ATLANTA—Patients with newly diagnosed multiple myeloma have better progression-free survival with the combination of thalidomide(Drug information on thalidomide) (Thalomid) and dexamethasone(Drug information on dexamethasone) (Thal/Dex) than Dex alone, according to data from a randomized, double-blind, placebo-controlled trial. S. Vincent Rajkumar, MD, of the Mayo Clinic, Rochester, Minnesota, presented results of the trial (MM003) at the American Society of Clinical Oncology 42nd Annual Meeting (abstract 7517).
MM003, he noted, was separate from E1A00, the trial conducted by ECOG, which was used by the FDA as the basis for accelerated approval of Thal/Dex for the treatment of newly diagnosed multiple myeloma; that trial had an open-label design and did not assess time to progression.
Patients with untreated, symptomatic, multiple myeloma received dexamethasone (40 mg on days 1-4, 9-12, and 17-20) plus either thalidomide (50 mg escalated up to 200 mg given on days 1-28) or placebo for four courses, followed by more courses of the same with the exception of reduced dexamethasone dosing (40 mg on days 1-4 only). Patients were treated until disease progression, with interruptions allowed for stem cell harvest.
Results of the preplanned interim analysis were based on 235 patients in each arm. According to Blade criteria, the overall rate of response was significantly higher with Thal/Dex than with Dex alone (49% vs 35%). The respective rates of complete response were about 5% and 1%. Noting that analyses were by intention to treat and data are still forthcoming on some patients, Dr. Rajkumar said that "the absolute rates are likely to increase."
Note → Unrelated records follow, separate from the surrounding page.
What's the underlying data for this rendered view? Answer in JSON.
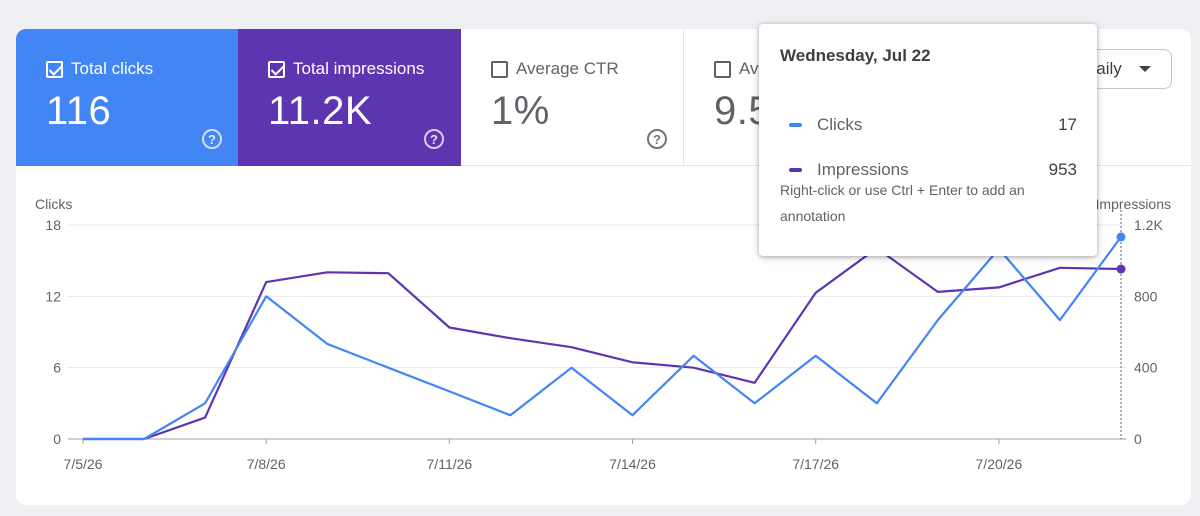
{
  "tiles": [
    {
      "label": "Total clicks",
      "value": "116",
      "checked": true
    },
    {
      "label": "Total impressions",
      "value": "11.2K",
      "checked": true
    },
    {
      "label": "Average CTR",
      "value": "1%",
      "checked": false
    },
    {
      "label": "Average position",
      "value": "9.5",
      "checked": false
    }
  ],
  "help_glyph": "?",
  "period_select": {
    "value": "Daily"
  },
  "tooltip": {
    "date": "Wednesday, Jul 22",
    "rows": [
      {
        "label": "Clicks",
        "value": "17"
      },
      {
        "label": "Impressions",
        "value": "953"
      }
    ],
    "note": "Right-click or use Ctrl + Enter to add an annotation"
  },
  "colors": {
    "clicks": "#4285f4",
    "impressions": "#5e35b1"
  },
  "chart_data": {
    "type": "line",
    "x": [
      "7/5/26",
      "7/6/26",
      "7/7/26",
      "7/8/26",
      "7/9/26",
      "7/10/26",
      "7/11/26",
      "7/12/26",
      "7/13/26",
      "7/14/26",
      "7/15/26",
      "7/16/26",
      "7/17/26",
      "7/18/26",
      "7/19/26",
      "7/20/26",
      "7/21/26",
      "7/22/26"
    ],
    "x_tick_labels": [
      "7/5/26",
      "7/8/26",
      "7/11/26",
      "7/14/26",
      "7/17/26",
      "7/20/26"
    ],
    "series": [
      {
        "name": "Clicks",
        "axis": "left",
        "color": "#4285f4",
        "values": [
          0,
          0,
          3,
          12,
          8,
          6,
          4,
          2,
          6,
          2,
          7,
          3,
          7,
          3,
          10,
          16,
          10,
          17
        ]
      },
      {
        "name": "Impressions",
        "axis": "right",
        "color": "#5e35b1",
        "values": [
          0,
          0,
          120,
          880,
          935,
          930,
          625,
          565,
          515,
          430,
          400,
          315,
          820,
          1070,
          825,
          850,
          960,
          953
        ]
      }
    ],
    "ylabel": "Clicks",
    "ylabel_right": "Impressions",
    "ylim": [
      0,
      18
    ],
    "yticks": [
      0,
      6,
      12,
      18
    ],
    "ylim_right": [
      0,
      1200
    ],
    "yticks_right_labels": [
      "0",
      "400",
      "800",
      "1.2K"
    ],
    "grid": true,
    "highlight_x": "7/22/26"
  }
}
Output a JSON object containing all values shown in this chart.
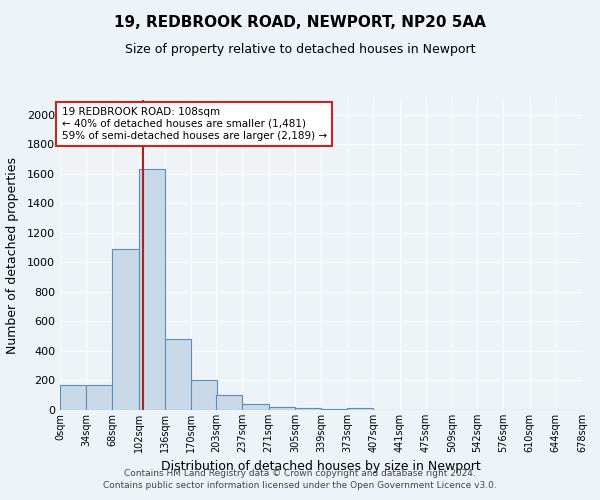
{
  "title": "19, REDBROOK ROAD, NEWPORT, NP20 5AA",
  "subtitle": "Size of property relative to detached houses in Newport",
  "xlabel": "Distribution of detached houses by size in Newport",
  "ylabel": "Number of detached properties",
  "bin_labels": [
    "0sqm",
    "34sqm",
    "68sqm",
    "102sqm",
    "136sqm",
    "170sqm",
    "203sqm",
    "237sqm",
    "271sqm",
    "305sqm",
    "339sqm",
    "373sqm",
    "407sqm",
    "441sqm",
    "475sqm",
    "509sqm",
    "542sqm",
    "576sqm",
    "610sqm",
    "644sqm",
    "678sqm"
  ],
  "bin_edges": [
    0,
    34,
    68,
    102,
    136,
    170,
    203,
    237,
    271,
    305,
    339,
    373,
    407,
    441,
    475,
    509,
    542,
    576,
    610,
    644,
    678
  ],
  "bar_heights": [
    170,
    170,
    1090,
    1630,
    480,
    200,
    100,
    40,
    20,
    15,
    10,
    15,
    0,
    0,
    0,
    0,
    0,
    0,
    0,
    0
  ],
  "bar_color": "#c9d9e8",
  "bar_edge_color": "#5a8fbb",
  "property_value": 108,
  "red_line_color": "#aa2222",
  "annotation_box_color": "#ffffff",
  "annotation_box_edge": "#cc2222",
  "annotation_line1": "19 REDBROOK ROAD: 108sqm",
  "annotation_line2": "← 40% of detached houses are smaller (1,481)",
  "annotation_line3": "59% of semi-detached houses are larger (2,189) →",
  "ylim": [
    0,
    2100
  ],
  "yticks": [
    0,
    200,
    400,
    600,
    800,
    1000,
    1200,
    1400,
    1600,
    1800,
    2000
  ],
  "xlim": [
    0,
    678
  ],
  "bg_color": "#eef3f8",
  "grid_color": "#ffffff",
  "footer1": "Contains HM Land Registry data © Crown copyright and database right 2024.",
  "footer2": "Contains public sector information licensed under the Open Government Licence v3.0."
}
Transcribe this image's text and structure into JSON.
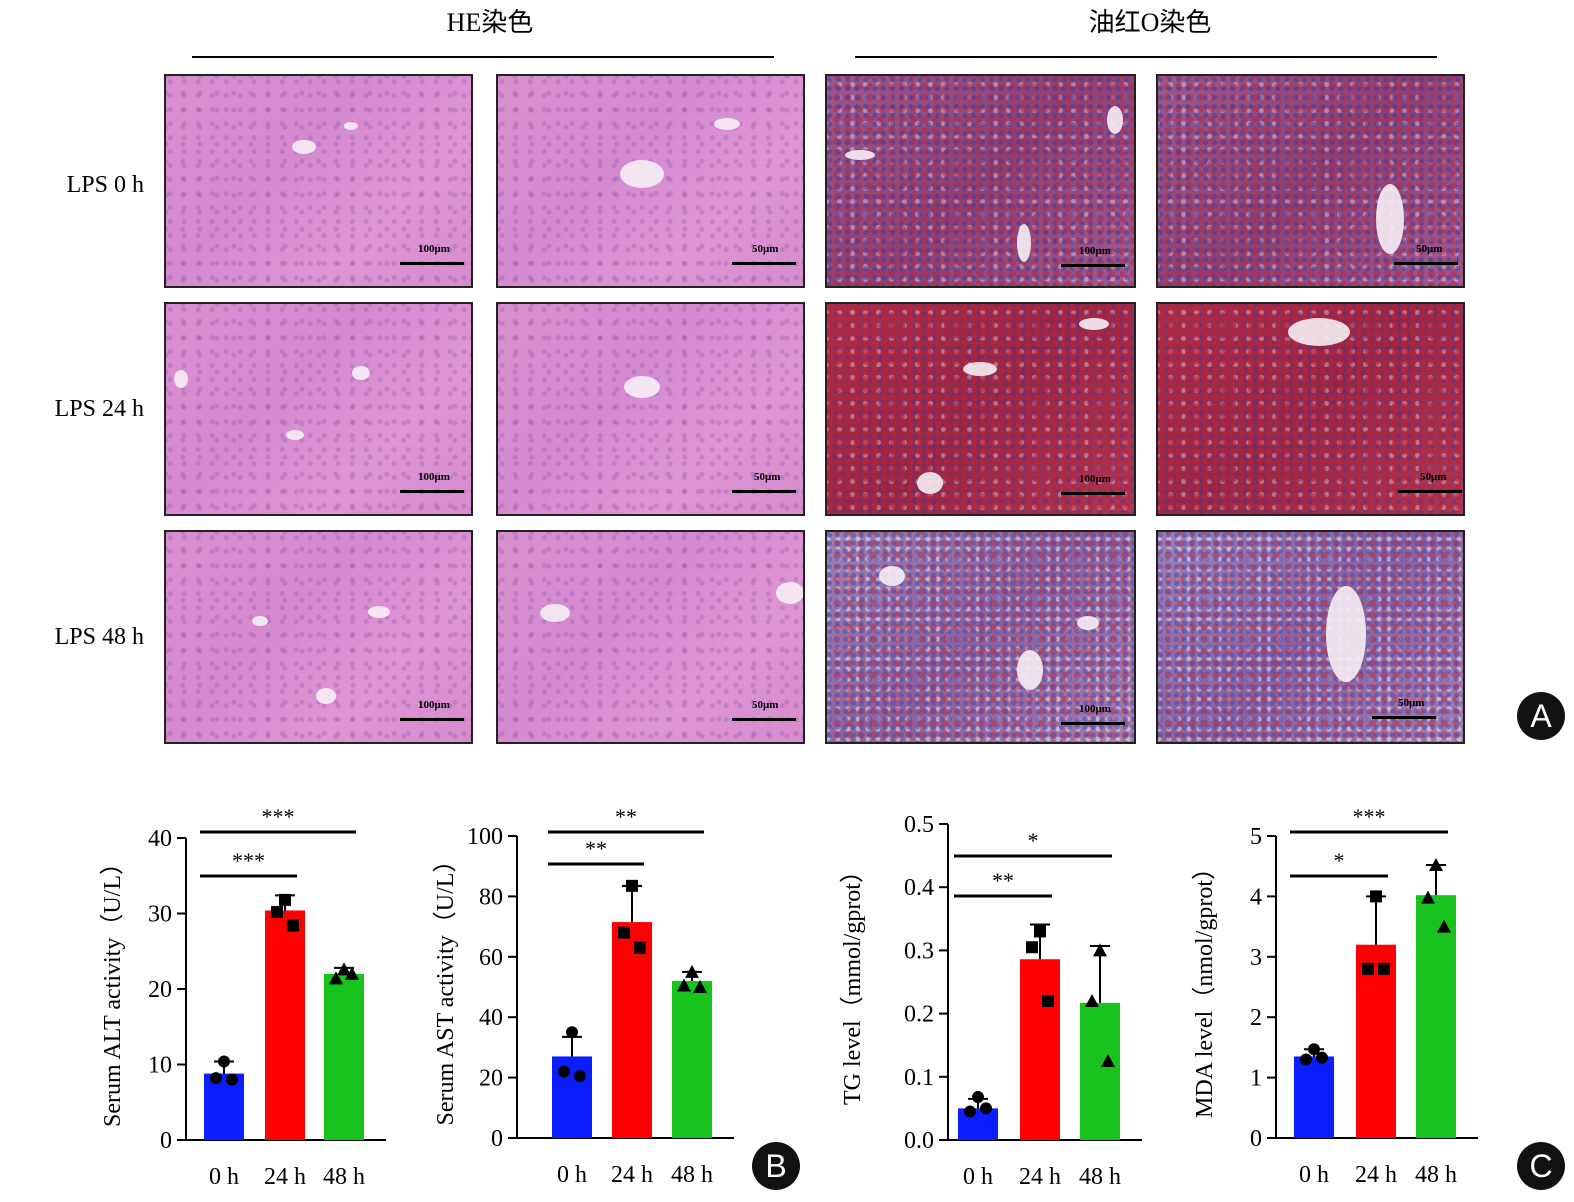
{
  "figure": {
    "he_title": "HE染色",
    "oro_title": "油红O染色",
    "rows": [
      {
        "label": "LPS 0 h"
      },
      {
        "label": "LPS 24 h"
      },
      {
        "label": "LPS 48 h"
      }
    ],
    "scale_labels": [
      "100μm",
      "50μm",
      "100μm",
      "50μm"
    ],
    "panel_labels": {
      "a": "A",
      "b": "B",
      "c": "C"
    }
  },
  "colors": {
    "bar_0h": "#0a1eff",
    "bar_24h": "#ff0000",
    "bar_48h": "#19c31e"
  },
  "chart_data": [
    {
      "type": "bar",
      "categories": [
        "0 h",
        "24 h",
        "48 h"
      ],
      "values": [
        8.8,
        30.4,
        22.0
      ],
      "errors": [
        1.6,
        2.0,
        0.8
      ],
      "points": [
        [
          10.4,
          8.2,
          8.0
        ],
        [
          31.8,
          30.2,
          28.4
        ],
        [
          22.6,
          21.4,
          22.0
        ]
      ],
      "markers": [
        "circle",
        "square",
        "triangle"
      ],
      "ylabel": "Serum ALT activity（U/L）",
      "ylim": [
        0,
        40
      ],
      "yticks": [
        0,
        10,
        20,
        30,
        40
      ],
      "significance": [
        {
          "from": 0,
          "to": 1,
          "label": "***"
        },
        {
          "from": 0,
          "to": 2,
          "label": "***"
        }
      ]
    },
    {
      "type": "bar",
      "categories": [
        "0 h",
        "24 h",
        "48 h"
      ],
      "values": [
        27.0,
        71.5,
        52.0
      ],
      "errors": [
        6.5,
        12.0,
        3.0
      ],
      "points": [
        [
          35.0,
          22.0,
          20.5
        ],
        [
          83.5,
          68.0,
          63.0
        ],
        [
          55.0,
          50.5,
          50.0
        ]
      ],
      "markers": [
        "circle",
        "square",
        "triangle"
      ],
      "ylabel": "Serum AST activity（U/L）",
      "ylim": [
        0,
        100
      ],
      "yticks": [
        0,
        20,
        40,
        60,
        80,
        100
      ],
      "significance": [
        {
          "from": 0,
          "to": 1,
          "label": "**"
        },
        {
          "from": 0,
          "to": 2,
          "label": "**"
        }
      ]
    },
    {
      "type": "bar",
      "categories": [
        "0 h",
        "24 h",
        "48 h"
      ],
      "values": [
        0.05,
        0.286,
        0.217
      ],
      "errors": [
        0.015,
        0.055,
        0.09
      ],
      "points": [
        [
          0.068,
          0.045,
          0.05
        ],
        [
          0.33,
          0.305,
          0.22
        ],
        [
          0.3,
          0.22,
          0.125
        ]
      ],
      "markers": [
        "circle",
        "square",
        "triangle"
      ],
      "ylabel": "TG level（mmol/gprot）",
      "ylim": [
        0,
        0.5
      ],
      "yticks": [
        0.0,
        0.1,
        0.2,
        0.3,
        0.4,
        0.5
      ],
      "ytick_labels": [
        "0.0",
        "0.1",
        "0.2",
        "0.3",
        "0.4",
        "0.5"
      ],
      "significance": [
        {
          "from": 0,
          "to": 1,
          "label": "**"
        },
        {
          "from": 0,
          "to": 2,
          "label": "*"
        }
      ]
    },
    {
      "type": "bar",
      "categories": [
        "0 h",
        "24 h",
        "48 h"
      ],
      "values": [
        1.35,
        3.2,
        4.02
      ],
      "errors": [
        0.12,
        0.8,
        0.5
      ],
      "points": [
        [
          1.47,
          1.3,
          1.33
        ],
        [
          4.0,
          2.8,
          2.8
        ],
        [
          4.52,
          3.98,
          3.5
        ]
      ],
      "markers": [
        "circle",
        "square",
        "triangle"
      ],
      "ylabel": "MDA level（nmol/gprot）",
      "ylim": [
        0,
        5
      ],
      "yticks": [
        0,
        1,
        2,
        3,
        4,
        5
      ],
      "significance": [
        {
          "from": 0,
          "to": 1,
          "label": "*"
        },
        {
          "from": 0,
          "to": 2,
          "label": "***"
        }
      ]
    }
  ]
}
The time to progression was significantly longer with Thal/Dex than with dexamethasone alone (not reached vs 8.1 months), prompting early closure of the trial. Data thus far, he added, suggest that the value with combination therapy will likely exceed 18 months. Overall survival did not differ significantly between the Thal/Dex and Dex arms (not reached vs 25.2 months), but follow-up was relatively short at the time of the analysis, he noted. The rate of grade 3-4 deep vein thrombosis and pulmonary embolism was 18% in the Thal/Dex arm vs 4% in the Dex arm. "This trial was . . . initiated several years ago, before we started incorporating routine thromboprophylaxis, so there was no routine mandatory prophylaxis required on this study," he pointed out. "Thrombotic events are frequent [with Thal/Dex] and, from now on, I think it justifies routine prophylactic anticoagulation when using this therapy." The overall rate of discontinuation of treatment was 73% with Thal/Dex and 92% with Dex alone. However, Dr. Rajkumar noted, "the main reason for discontinuation is different between the two arms at this point." Patients in the combination arm were more likely to stop because of adverse events (24% vs 9%) but were less likely to stop because of progressive disease or lack of effect (29% vs 61%).